船行其中,水声在逼仄的空间里被放大了无数倍,轰鸣着,回响着,仿佛是地球沉闷的呼吸。那声音,就是xiá这个读音最完美的注脚。尖锐,却又悠长。

可“峡”,又何止三峡。

我的思绪开始乱窜,从那条奔腾的大江,跳跃到太行山的深处。太行山大峡谷,那又是另一种风骨。如果说三峡是水墨挥洒的写意,那太行山的峡谷就是版画,是刀劈斧凿的刚硬。那里的山岩是红色的,一层一层,像一本被撕开的厚重史书。走在栈道上,脚下是万丈深渊,风从谷底呼啸而上,吹得人衣衫猎猎。你每走一步,都能感觉到山的沉默和坚硬。
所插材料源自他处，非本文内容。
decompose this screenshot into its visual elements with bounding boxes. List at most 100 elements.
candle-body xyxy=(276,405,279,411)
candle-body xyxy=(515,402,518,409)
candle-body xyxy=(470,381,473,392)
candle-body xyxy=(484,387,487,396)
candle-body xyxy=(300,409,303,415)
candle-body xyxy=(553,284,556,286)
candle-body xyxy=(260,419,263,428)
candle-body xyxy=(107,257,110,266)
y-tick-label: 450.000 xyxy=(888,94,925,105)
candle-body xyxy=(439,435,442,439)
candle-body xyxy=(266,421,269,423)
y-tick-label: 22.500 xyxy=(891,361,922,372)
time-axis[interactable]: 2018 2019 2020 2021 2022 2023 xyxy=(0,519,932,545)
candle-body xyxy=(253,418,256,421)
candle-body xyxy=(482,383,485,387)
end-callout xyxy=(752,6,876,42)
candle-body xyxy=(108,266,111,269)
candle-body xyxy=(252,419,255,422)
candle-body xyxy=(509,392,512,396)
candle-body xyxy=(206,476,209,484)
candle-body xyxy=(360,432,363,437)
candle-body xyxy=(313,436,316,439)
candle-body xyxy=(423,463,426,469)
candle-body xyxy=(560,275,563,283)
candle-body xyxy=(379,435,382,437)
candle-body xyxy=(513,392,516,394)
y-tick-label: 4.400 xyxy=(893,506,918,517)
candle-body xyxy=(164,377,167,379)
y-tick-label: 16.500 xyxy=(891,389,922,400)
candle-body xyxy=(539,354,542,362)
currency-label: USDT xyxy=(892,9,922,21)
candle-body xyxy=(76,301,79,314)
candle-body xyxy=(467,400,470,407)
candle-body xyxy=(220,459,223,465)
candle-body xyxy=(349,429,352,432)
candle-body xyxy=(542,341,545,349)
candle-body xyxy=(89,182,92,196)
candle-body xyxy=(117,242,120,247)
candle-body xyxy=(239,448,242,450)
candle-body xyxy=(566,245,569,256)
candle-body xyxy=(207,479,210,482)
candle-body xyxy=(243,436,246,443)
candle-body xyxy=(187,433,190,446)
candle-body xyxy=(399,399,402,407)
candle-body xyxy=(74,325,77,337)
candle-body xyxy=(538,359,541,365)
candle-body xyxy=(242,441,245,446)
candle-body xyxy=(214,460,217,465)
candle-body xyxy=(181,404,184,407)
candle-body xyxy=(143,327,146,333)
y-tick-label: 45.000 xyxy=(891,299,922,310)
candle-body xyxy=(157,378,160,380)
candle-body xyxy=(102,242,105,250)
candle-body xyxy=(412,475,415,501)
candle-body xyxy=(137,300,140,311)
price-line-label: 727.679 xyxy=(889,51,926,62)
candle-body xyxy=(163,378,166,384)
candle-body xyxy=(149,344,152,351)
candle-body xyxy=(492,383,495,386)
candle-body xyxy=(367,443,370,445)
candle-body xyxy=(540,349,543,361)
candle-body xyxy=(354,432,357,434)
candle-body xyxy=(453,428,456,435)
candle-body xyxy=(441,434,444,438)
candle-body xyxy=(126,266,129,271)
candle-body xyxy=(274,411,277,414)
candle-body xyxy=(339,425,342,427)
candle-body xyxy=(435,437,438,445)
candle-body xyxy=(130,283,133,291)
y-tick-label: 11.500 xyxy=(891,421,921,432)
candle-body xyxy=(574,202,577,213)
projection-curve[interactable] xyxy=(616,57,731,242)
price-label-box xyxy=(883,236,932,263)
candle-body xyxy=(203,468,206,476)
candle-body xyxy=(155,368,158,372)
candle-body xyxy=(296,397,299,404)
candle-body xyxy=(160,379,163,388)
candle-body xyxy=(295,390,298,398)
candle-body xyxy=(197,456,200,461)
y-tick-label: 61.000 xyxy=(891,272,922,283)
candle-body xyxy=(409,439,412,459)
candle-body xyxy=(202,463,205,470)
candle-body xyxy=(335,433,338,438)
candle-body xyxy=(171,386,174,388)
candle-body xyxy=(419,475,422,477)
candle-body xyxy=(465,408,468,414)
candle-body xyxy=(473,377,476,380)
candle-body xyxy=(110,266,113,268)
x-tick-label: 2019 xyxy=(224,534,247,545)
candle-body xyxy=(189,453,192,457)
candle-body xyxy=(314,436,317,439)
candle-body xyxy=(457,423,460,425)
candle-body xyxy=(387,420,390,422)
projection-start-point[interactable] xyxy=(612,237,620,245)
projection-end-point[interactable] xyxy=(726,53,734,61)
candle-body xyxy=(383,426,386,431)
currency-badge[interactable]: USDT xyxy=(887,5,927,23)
那一刻,xiá这个音,不再只是江水的轰鸣,它还带上了岩石的质感,粗糙、坚韧、不屈。

后来,我甚至在一些更小、更不起眼的地方,找到了“峡”的影子。

就在我家乡附近,有一条少有人知的溪谷。它没有名字,地图上甚至懒得标注。当地人管它叫“一线天”。夏天的时候,我和朋友们会钻进去,踩着冰凉的溪水溯流而上。两边的石壁上长满了青苔,湿滑得很,阳光艰难地从头顶的缝隙里挤进来,投下斑驳的光影。空间很窄,窄到我们只能侧身通过。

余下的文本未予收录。